Sobre su escritorio había un cuaderno de pasta dura. Nadie sabe quién lo puso ahí: el padre estaba en el trabajo, la madre dormitaba en el sillón de la sala. También encontró una pluma de tinta negra, que parecía haber sido creada a partir del aire, en ese momento y por una mano secreta, hecha para existir al lado del cuaderno y escribir sobre él. Comprendió el sentido de las caminatas, de tanta soledad y tantos libros y lecturas. Nadie sabe la hora exacta en que ocurrió. Atardecía cuando se sentó a escribir.
Allá en mi planeta, a la vuelta de la esquina, donde abunda la niebla, los astronautas no son como los tuyos, con escafandras y tanques de oxígeno, para bucear en lo alto. Nosotros respiramos diferente y nuestra tecnología nos favorece: bajamos a los planetas con enormes cigarros, para tener a la mano el humo que nos da la vida y llevar el vicio a todo el universo.
El enjambre de avispas y el dolor que prometen. La tarea hexagonal y dulce de la abeja. La mosca, inmune a la capitulación y la repugnancia. La viuda negra y su cópula con un condenado. El mosquito y su sangre, casi humana. La mariposa que emigra desde el norte; el gusano, esa otra mariposa. La hormiga, que levanta reinos; la termita que los echa abajo. El escarabajo, que recuerda un tanque. La mantis religiosa, que reinventa el verde. La libélula (acaso el más bello de todos los insectos), con sus dos pares de alas. El grillo y su lujuria que canta. La araña y sus trampas de estambre, amigas del rocío. Esas imágenes, triviales para algunos, repulsivas para otros, forman los sueños de un hombre. Su estudio está repleto de todos los colores, de alfileres que paralizan un vuelo y atraviesan un corazón. A su manera, es un redentor que ennoblece los finitos pobladores de su jardín.
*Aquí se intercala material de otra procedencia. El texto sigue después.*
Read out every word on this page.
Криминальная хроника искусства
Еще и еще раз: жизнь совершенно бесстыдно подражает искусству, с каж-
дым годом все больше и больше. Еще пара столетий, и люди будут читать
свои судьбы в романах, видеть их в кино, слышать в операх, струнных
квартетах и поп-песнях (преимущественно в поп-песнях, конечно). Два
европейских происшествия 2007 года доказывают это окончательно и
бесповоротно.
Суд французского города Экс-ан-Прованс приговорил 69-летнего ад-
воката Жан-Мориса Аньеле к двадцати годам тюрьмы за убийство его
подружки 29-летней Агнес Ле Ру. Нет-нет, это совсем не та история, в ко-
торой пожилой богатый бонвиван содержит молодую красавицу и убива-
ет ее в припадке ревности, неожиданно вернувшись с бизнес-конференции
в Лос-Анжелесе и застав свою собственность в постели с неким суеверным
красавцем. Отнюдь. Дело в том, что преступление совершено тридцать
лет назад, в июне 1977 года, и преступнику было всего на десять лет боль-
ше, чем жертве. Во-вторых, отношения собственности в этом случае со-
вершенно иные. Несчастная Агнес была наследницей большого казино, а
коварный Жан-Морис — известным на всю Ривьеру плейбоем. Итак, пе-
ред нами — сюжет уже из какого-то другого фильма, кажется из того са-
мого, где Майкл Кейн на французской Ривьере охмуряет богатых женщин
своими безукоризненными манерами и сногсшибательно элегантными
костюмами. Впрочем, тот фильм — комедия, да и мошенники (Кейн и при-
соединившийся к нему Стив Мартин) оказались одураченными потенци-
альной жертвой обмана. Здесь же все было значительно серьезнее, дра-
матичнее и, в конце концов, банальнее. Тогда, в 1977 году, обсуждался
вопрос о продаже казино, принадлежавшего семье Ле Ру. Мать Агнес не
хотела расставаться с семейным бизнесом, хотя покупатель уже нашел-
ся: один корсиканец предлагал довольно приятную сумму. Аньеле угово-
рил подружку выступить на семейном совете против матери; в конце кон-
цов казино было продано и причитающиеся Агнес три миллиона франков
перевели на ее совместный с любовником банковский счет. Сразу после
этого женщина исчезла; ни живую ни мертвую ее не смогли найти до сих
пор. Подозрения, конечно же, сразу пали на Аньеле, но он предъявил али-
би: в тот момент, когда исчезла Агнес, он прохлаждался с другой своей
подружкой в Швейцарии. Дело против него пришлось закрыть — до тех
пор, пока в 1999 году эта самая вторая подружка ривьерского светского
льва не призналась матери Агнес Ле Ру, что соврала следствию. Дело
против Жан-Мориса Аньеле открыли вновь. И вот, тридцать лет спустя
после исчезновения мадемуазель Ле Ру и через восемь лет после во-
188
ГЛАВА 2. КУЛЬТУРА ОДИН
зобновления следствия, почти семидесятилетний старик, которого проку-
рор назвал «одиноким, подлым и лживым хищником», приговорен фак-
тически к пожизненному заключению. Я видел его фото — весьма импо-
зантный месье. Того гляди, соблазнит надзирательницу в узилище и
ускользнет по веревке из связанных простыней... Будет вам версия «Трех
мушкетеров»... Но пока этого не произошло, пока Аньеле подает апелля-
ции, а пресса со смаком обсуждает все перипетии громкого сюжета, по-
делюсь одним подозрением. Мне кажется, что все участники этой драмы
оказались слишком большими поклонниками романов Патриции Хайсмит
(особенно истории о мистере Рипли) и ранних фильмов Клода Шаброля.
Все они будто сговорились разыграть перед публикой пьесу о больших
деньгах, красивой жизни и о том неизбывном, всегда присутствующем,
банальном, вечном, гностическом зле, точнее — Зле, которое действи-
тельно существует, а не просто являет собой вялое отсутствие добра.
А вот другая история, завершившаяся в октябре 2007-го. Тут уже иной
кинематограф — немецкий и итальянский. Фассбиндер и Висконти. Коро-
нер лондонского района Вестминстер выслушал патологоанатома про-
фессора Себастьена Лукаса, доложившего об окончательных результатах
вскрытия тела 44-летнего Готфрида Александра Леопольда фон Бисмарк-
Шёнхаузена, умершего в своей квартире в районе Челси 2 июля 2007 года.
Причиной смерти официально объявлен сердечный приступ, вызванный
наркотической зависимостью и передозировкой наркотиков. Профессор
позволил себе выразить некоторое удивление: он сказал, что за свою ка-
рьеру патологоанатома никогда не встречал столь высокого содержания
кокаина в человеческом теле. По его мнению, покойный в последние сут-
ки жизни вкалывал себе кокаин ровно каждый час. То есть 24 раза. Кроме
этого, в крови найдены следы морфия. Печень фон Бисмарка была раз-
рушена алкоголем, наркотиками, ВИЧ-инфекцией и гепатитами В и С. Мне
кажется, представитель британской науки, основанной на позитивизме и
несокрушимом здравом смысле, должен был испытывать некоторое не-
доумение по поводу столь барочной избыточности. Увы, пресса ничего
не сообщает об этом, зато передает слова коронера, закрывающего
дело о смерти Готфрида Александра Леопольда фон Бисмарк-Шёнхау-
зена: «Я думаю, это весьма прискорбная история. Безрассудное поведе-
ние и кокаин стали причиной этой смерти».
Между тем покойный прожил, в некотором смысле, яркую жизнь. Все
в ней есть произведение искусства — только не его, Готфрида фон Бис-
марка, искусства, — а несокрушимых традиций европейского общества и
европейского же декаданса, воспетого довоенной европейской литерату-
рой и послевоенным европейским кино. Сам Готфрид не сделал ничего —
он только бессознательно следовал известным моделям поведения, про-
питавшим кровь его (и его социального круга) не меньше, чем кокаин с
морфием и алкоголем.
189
Los insectos del presente le temen y detestan, porque para ellos no hay diferencia entre el niño que destruye hormigueros y el mencionado coleccionista, que ante los múltiples ojos no pasa de ser un simple torturador. El roce de antenas, de generación en generación (unos días son toda una vida para ellos), ha transmitido con eficiencia ese pesar. La esperanza de su odio es que un día, el coleccionista reencarne en un insecto, de la misma forma que otros hombres se vuelven rocas, ángeles, madera, hombres de nuevo, humo, papel al viento, castor o lluvia: porque los insectos saben que la vida sigue. Ese amanecer, afortunado y glorioso, cientos de aguijones lo atravesarán, la ponzoña del jardín será su sangre, los bisnietos de la mantis masticarán su cabeza. El entomólogo abre los ojos asombrado ante una nueva especie. Como él la ha descubierto llevará su nombre (¡y de qué forma!). No sabe que su pequeño museo es un callado monumento que profetiza el dolor del porvenir.